Bucks

Giannis Antetokounmpo a découpé le Jazz : 50 points, 14 rebonds et 6 passes, alors comme ça je suis pas Joueur de la semaine ?

Leçon numéro un : il se passe toujours quelque chose entre le Jazz et les Bucks. Une mixtape de Giannis Antetokounmpo sur un Rudy Gobert transformé en punching-ball, un career high de Donovan Mitchell ou un buzzer-beater de Bojan Bogdanovic, on a dit qu’il se passait toujours quelque chose entre le Jazz et les Bucks. Leçon numéro deux : il se passe toujours quelque chose quand Giannis est sur le terrain. Leçon numéro trois ? Se référer aux deux premières leçons…

C’était un vrai choc qui avait lieu cette nuit au Fiserv Forum, entre une franchise qui roule pour l’instant sur la Conférence Est (spoiler, c’est pas prêt de changer) et une autre qui monte doucement en régime dans une Conférence Ouest autrement plus hostile. Rudy Gobert était absent car toujours en délicatesse avec sa cheville mais c’était un choc quand même, avec dans le rétro les souvenirs de guerre évoqués en intro. Mais ce soir, si les deux équipes nous auront offert un match tendu jusqu’à ses dernières secondes, un homme aura une nouvelle fois tapé du poing sur la table, probablement un peu chafouin après avoir vu un meneur moustachu lui piquer le trophée de joueur de la semaine après quatre derniers matchs pourtant assez « solides » :

Giannis quatre matchs

Mais pas sûr que collectionner ce genre d’awards un peu random ne soit la priorité de Giannis Antetokounmpo, car vous aurez bien compris que l’on ne parle pas ici du vénérable Pat Connaughton mais bien de ce cinglé de Greek Freak. Et cette nuit c’est un tout autre genre de performance que nous aura offert le MVP 2019, favori logique à sa propre succession même si un vieux chauve et un jeune joufflu frappent actuellement très fort à sa porte. Une nouvelle mixtape donc, pour un homme qu’absolument personne n’aura pu arrêter cette nuit. Parce que si même Rudy Gobert ne peut pas le faire, on n’a rien contre Royce O’Neale, Tony Bradley et Jeff Green hein, mais vous aurez probablement compris le sens de cette phrase.
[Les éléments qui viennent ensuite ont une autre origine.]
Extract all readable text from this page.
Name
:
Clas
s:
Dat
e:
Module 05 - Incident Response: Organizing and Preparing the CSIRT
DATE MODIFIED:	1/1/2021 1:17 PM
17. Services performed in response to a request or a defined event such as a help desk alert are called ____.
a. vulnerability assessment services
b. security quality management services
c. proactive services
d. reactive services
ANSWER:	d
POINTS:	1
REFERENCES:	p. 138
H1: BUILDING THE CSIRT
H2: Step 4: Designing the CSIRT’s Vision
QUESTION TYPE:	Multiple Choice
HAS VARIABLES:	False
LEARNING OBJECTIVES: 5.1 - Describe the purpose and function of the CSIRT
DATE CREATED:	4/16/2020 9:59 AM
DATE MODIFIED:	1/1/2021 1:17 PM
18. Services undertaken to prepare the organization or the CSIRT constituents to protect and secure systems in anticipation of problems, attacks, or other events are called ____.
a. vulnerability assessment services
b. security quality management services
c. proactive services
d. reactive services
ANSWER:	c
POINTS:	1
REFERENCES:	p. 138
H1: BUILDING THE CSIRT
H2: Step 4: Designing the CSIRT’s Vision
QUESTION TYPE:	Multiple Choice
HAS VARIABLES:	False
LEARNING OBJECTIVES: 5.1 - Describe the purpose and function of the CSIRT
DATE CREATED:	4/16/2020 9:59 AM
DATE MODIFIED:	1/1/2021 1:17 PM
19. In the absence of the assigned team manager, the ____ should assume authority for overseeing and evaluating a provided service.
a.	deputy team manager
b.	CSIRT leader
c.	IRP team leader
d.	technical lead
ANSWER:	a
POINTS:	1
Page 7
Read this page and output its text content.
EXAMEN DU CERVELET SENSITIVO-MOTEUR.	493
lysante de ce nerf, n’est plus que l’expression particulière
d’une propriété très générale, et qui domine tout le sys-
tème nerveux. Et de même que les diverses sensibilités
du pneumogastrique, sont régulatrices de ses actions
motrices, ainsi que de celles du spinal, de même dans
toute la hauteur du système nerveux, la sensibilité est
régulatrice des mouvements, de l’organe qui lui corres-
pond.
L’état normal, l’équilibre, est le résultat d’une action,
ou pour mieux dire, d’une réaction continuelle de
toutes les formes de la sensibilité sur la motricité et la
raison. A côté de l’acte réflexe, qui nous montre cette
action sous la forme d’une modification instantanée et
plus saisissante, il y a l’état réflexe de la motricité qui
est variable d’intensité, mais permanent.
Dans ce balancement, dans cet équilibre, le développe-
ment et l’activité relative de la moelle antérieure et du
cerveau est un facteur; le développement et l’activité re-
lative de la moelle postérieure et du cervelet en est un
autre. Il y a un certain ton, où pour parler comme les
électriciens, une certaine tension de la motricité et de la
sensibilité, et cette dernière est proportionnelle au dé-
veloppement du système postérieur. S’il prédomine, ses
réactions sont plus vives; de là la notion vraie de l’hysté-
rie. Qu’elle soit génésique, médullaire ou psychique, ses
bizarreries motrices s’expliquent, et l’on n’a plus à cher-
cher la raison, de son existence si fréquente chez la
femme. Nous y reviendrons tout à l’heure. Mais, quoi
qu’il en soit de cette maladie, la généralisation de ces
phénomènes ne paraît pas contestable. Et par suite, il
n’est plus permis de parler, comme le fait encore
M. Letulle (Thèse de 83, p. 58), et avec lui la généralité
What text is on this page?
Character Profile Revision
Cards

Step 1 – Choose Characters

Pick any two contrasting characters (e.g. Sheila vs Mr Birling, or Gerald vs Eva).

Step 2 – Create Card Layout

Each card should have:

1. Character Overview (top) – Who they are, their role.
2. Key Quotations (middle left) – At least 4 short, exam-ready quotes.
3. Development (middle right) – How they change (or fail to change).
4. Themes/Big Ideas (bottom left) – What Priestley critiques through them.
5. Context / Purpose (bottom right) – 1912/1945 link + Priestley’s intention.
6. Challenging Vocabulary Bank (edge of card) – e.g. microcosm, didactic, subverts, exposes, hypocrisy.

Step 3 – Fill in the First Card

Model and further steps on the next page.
50 points à 17/31 au tir dont 3/8 de l’Acropole et 13/19 aux lancers, 14 rebonds, 6 passes, 2 contres et… 0 balle perdue en 39 minutes

50 pions et zéro balle perdue, on ne doit pas être loin d’un record et l’impression laissée par le n°34 des Bucks cette nuit fut une nouvelle fois complètement folle. Injouable dès lors qu’il a passé son premier appui, intenable au rebond lorsqu’il ose rater un tir, une nouvelle fois efficace derrière la ligne à 3-points… Le jeu de Giannis semble de plus en plus parfait et le zozo sait aussi « s’économiser », puisque si ses 18 points en première mi-temps n’avaient alors rien d’exceptionnel (ce genre de phrase…), le type aura ensuite accéléré quand son équipe en avait le plus besoin pour en planter 18 de plus… au troisième quart-temps et encore 14 dans les douze dernières minutes. Intenable on vous dit. Avec des bras de quatre kilomètres de long, des appuis à la Teddy Tamgho, un poignet en train de devenir une valeur sûre et un fighting spirit à montrer de toute urgence à Hassan Whiteside, Giannis est donc tout simplement en train d’accéder à ce qui pourrait ressembler à la version finale du cyborg, une fois tous ses ennemis ingérés. Le genre de robot incontrôlable, à l’aube d’une carrière qui peut devenir mythique car on rappelle que cette bête de foire n’a que 24 ans, et c’est d’ailleurs après ce genre de phrase que l’on va gentiment aller se mouiller le visage.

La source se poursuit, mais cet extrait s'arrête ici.